Anche l'ironia può essere utile, toglie peso al male, sdrammatizza, rende la pena meno solenne e ineluttabile. L'ironia, tra pensieri e riflessioni, slanci, arrabbiature, corse e rincorse, è una delle armi della protagonista, Serena (nome adeguato e ossimorico allo stesso tempo) e, tramite lei, dell'autrice.

«Inorridisco se penso che per quasi trent’anni non ho avuto una vita veramente mia! Cosa ne sarebbe stato di me, se non avessi avuto i cani e il talento artistico? Sono stati i miei fratelli e sorelle pelosi a educare il mio cuore, ad aprirmi gli occhi sulle meraviglie del creato, a dare un senso al mio cercarmi». Accanto all'ironia, adeguata a loro, appresa anche dal loro comportamento, uno dei Leitmotif più cari a Brina Maurer: l'amore assoluto per il mondo degli animali. Mai accessorio, mai posto a fianco a quello degli umani, ma, al contrario, parte integrante della volontà e possibilità non solo di comprendere il senso della vita ma anche di assaporarla appieno. Nella trama specifica di questo romanzo, l'amore condiviso per i cani sarà il fulcro, la leva che consente il recupero del rapporto tra padre e figlia. Attraverso lo sguardo e la presenza di un cane gli occhi tornano a guardarsi, uscendo da antichi egoismi, barriere e trincee erette a separare caratteri, difetti, vizi, manie, imperfezioni. Nello specchio degli occhi di un cane, l'autrice vede se stessa e suo padre. Guarda e finalmente si lascia guardare. «Anche se non mi sono mai considerata figlia unica, perché i cani sono sempre stati i miei fratelli, non posso fare a meno di domandarmi se, ai tempi di Villa Viola, almeno qualche volta mio padre abbia riconosciuto la sua unica figlia di umana stirpe».

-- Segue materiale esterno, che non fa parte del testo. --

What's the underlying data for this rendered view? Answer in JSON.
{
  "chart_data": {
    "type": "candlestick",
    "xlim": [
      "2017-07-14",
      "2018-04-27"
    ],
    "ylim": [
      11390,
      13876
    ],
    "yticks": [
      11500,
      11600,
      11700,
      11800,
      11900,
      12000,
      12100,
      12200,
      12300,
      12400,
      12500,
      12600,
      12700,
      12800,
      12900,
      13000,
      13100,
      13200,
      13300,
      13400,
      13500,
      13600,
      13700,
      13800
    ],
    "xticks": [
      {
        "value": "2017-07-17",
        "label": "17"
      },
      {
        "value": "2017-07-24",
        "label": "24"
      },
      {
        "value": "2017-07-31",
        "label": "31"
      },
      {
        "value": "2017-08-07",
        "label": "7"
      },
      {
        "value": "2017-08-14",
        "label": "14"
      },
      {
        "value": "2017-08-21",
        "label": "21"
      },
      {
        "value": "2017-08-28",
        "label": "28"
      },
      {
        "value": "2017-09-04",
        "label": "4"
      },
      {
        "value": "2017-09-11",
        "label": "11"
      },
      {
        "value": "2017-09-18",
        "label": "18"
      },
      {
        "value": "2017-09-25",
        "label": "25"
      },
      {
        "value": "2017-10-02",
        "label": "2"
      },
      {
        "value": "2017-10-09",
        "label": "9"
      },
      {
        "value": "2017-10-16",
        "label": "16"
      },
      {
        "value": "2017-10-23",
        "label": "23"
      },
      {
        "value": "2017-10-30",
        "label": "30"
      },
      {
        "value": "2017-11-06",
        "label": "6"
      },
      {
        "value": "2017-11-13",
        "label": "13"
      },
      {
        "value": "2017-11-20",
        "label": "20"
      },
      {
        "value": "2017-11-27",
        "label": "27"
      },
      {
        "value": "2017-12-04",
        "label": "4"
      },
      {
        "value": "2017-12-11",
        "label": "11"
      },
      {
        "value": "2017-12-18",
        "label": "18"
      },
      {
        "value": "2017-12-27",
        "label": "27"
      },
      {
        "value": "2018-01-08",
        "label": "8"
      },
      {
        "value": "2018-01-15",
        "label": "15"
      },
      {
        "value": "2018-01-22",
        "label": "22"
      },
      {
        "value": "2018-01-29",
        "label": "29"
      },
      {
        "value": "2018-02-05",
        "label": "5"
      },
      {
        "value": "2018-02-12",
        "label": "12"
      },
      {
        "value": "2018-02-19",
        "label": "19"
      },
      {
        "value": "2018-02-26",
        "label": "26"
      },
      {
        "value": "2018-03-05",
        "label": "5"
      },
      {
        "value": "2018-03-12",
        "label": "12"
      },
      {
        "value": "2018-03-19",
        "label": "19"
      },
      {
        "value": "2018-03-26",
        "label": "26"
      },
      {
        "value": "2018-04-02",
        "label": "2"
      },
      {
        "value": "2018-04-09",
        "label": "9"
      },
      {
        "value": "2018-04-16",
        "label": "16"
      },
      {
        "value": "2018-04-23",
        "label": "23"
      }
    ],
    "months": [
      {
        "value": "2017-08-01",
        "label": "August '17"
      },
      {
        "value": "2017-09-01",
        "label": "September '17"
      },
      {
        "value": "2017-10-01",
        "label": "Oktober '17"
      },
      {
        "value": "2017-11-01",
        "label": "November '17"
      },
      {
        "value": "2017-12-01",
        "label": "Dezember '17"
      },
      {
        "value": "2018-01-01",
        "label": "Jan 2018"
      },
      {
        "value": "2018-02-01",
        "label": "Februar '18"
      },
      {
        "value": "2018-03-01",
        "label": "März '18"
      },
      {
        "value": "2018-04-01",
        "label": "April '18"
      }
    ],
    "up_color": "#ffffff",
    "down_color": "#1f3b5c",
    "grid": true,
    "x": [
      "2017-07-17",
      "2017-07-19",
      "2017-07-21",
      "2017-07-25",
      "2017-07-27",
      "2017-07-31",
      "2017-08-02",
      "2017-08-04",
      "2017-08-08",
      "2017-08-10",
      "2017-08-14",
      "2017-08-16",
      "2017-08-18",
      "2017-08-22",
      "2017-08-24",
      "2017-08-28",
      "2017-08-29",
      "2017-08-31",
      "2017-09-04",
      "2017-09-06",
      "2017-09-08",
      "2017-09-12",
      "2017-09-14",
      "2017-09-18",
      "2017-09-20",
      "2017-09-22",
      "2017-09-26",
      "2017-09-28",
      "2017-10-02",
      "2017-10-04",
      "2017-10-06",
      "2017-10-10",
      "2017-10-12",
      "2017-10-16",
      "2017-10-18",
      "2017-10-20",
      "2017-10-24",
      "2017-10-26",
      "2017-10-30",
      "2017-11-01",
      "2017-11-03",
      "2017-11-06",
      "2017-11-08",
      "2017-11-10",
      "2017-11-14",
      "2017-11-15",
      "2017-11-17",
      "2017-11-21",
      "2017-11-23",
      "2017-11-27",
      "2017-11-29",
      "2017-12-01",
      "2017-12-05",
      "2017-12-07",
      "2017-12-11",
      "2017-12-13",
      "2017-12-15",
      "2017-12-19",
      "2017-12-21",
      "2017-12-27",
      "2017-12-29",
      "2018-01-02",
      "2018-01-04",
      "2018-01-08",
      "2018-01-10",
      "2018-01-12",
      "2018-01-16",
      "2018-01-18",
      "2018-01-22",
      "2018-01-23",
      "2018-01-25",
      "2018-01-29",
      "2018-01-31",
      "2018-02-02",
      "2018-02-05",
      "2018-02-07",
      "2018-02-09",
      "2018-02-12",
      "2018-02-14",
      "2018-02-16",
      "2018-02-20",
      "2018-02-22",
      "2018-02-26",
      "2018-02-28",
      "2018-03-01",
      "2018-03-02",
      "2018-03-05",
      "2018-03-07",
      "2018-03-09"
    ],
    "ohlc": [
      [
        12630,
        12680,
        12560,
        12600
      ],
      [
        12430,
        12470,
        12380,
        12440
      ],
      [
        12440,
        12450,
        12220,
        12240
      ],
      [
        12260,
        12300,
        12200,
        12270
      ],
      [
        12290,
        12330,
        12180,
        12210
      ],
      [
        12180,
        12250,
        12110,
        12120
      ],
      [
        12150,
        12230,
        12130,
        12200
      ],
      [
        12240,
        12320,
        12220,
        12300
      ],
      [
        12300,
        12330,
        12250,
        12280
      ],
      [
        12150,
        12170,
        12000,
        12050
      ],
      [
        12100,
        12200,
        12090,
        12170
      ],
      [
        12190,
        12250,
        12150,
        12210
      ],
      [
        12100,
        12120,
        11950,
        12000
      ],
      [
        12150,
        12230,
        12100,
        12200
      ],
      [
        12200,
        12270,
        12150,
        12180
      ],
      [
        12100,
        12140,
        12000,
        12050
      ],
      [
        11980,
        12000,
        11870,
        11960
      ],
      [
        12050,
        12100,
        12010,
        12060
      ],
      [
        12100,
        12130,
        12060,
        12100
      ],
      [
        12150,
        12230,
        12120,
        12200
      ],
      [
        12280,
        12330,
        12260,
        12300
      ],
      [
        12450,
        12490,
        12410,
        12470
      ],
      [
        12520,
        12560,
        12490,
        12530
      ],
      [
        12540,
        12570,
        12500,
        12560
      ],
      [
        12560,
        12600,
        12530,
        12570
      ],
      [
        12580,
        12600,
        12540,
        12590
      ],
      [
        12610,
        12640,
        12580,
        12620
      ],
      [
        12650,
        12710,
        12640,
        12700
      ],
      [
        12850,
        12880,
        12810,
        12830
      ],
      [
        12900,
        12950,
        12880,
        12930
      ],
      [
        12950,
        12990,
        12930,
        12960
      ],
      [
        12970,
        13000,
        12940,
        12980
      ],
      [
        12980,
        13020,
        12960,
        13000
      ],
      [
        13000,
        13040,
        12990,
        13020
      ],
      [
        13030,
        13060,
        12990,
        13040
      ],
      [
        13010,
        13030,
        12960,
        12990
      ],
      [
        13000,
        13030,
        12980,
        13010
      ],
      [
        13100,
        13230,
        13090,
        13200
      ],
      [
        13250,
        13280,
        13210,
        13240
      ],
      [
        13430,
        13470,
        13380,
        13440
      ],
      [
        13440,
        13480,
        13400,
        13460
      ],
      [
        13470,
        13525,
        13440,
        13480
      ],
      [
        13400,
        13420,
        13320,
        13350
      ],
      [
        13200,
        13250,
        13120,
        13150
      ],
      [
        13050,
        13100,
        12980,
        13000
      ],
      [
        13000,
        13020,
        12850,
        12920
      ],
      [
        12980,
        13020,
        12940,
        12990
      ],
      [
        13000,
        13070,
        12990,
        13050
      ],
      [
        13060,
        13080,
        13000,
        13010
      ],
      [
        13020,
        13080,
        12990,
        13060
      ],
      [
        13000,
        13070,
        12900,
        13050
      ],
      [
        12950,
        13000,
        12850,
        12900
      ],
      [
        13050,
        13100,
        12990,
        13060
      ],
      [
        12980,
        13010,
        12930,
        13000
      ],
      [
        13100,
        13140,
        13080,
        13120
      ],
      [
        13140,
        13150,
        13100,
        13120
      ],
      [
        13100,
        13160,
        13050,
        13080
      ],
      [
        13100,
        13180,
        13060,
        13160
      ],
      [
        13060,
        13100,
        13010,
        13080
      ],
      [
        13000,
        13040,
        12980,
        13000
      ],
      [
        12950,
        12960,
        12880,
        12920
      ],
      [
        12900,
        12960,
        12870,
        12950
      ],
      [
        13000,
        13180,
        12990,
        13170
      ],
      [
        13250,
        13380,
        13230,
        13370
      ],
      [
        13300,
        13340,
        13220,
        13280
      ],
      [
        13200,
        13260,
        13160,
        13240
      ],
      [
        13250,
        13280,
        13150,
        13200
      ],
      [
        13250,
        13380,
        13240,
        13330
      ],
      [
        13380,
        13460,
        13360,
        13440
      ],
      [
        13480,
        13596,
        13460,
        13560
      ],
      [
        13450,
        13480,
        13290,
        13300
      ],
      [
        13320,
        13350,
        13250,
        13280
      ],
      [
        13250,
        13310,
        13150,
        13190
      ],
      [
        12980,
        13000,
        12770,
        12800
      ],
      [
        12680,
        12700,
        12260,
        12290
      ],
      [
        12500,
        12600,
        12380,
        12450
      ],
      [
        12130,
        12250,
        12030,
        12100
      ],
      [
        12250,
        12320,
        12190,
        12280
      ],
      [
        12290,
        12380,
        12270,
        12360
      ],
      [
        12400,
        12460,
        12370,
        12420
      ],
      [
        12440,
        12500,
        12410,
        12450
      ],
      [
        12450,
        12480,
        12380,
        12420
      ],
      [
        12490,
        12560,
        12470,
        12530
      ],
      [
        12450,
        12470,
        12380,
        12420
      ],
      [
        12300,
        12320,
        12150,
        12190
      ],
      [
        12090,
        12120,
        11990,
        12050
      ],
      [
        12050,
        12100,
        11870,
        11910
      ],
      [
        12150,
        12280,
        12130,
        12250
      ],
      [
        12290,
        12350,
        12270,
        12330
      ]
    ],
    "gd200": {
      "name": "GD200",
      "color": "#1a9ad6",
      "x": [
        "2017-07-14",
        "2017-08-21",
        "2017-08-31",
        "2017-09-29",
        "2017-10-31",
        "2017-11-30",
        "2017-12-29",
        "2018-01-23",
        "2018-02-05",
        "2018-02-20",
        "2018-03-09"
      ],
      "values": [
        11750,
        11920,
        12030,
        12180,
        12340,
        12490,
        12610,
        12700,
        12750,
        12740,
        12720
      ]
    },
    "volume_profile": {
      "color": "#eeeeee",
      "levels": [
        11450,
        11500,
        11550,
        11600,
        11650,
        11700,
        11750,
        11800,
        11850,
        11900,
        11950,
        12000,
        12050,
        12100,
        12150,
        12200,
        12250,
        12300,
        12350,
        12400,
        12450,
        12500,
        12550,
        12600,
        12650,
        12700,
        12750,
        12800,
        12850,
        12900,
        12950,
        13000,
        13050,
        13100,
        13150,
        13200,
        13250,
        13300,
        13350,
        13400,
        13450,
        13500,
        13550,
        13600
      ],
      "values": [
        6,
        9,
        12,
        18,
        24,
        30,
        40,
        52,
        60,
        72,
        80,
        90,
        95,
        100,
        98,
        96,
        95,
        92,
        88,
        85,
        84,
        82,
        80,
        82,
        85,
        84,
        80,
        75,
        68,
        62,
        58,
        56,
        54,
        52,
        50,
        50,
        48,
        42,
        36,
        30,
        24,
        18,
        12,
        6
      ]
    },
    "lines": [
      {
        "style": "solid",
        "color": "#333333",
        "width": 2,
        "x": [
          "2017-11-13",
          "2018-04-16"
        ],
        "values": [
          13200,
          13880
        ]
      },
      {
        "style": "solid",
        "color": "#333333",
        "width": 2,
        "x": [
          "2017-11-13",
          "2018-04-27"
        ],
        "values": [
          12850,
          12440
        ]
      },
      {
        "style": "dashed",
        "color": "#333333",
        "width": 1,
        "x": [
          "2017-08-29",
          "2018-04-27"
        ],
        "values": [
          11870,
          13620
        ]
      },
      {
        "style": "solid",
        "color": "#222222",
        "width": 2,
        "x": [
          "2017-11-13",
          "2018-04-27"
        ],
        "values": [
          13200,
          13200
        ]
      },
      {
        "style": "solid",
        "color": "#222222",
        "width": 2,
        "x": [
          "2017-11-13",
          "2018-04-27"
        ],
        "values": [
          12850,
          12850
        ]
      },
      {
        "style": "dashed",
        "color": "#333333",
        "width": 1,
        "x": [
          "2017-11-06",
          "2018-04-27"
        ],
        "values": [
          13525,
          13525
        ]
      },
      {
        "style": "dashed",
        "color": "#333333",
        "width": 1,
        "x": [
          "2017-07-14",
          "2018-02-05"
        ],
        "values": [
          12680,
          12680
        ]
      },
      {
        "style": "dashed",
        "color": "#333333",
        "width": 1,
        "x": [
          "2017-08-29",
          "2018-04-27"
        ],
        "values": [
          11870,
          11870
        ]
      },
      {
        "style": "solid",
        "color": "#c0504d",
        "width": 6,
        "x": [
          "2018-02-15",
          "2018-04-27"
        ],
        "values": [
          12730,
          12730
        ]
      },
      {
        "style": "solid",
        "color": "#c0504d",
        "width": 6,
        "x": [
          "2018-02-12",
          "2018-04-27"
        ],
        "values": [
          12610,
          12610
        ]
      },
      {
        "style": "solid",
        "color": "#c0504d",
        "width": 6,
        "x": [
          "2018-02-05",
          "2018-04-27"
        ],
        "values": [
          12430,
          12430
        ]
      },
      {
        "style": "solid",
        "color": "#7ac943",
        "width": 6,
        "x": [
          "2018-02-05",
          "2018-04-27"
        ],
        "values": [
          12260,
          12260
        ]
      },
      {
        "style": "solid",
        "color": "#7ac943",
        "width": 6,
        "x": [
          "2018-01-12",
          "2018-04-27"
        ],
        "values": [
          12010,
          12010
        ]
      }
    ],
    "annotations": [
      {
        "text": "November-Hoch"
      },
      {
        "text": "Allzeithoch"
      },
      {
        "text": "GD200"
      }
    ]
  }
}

Il recupero del rapporto tuttavia è presentato in modo maturo, onesto, lontano da soluzioni miracolistiche da fiaba della buona notte. Il mondo era imperfetto e tale rimane, l'alcol e il cemento continuano a contrastare il rame e il cioccolato. Gli echi letterari si intravedono in controluce, appena rilevabili, ma in grado di dare sostanza a una vicenda del tutto originale. Si sente l'eco della Lettera al padre di Kafka, de La coscienza di Zeno, di Con gli occhi chiusi di Federigo Tozzi. Qui tuttavia i gesti più semplici riescono a fare la differenza: «Serena dagli animali aveva imparato tanto e con umiltà. Gli angeli con la coda erano stati i soli responsabili della sua educazione sentimentale. Eppure, proprio a quel padre tanto odiato, ella doveva quanto aveva di più caro e prezioso: l’amore per i cani, senza il quale nemmeno la passione per lo studio e per l’arte avrebbe avuto alcun significato». La chiave, forse, è in queste parole: l'umiltà che è innata negli animali per gli uomini è cammino aspro, meta che conduce ad una nuova consapevolezza, ad un modo differente di relazionarsi con il mondo, con gli altri, con noi stessi. Il gesto finale del libro è a sorpresa, una maniera simbolica e concreta allo stesso tempo di legare il proprio affetto, tutto il bene e il male, il rapporto ritrovato con una figura chiave dell'esistenza, all'amore assoluto per i cani, nello specifico per un cane. In tal modo tutto, la vita e perfino la morte che della vita fa parte, assumono una dimensione. Il senso, se esiste, è nella cosciente incoscienza del vivere seguendo istinto e passione: «Fu allora che potei nascondere all’interno della sua giacca due sacchetti contenenti i resti di Amina (li avevo fatti riesumare per farli cremare pochi giorni prima, sapendo che mio padre si stava spegnendo). Così nessuna legge, né nessun dio, poté frapporsi tra loro, nemmeno nell’aldilà».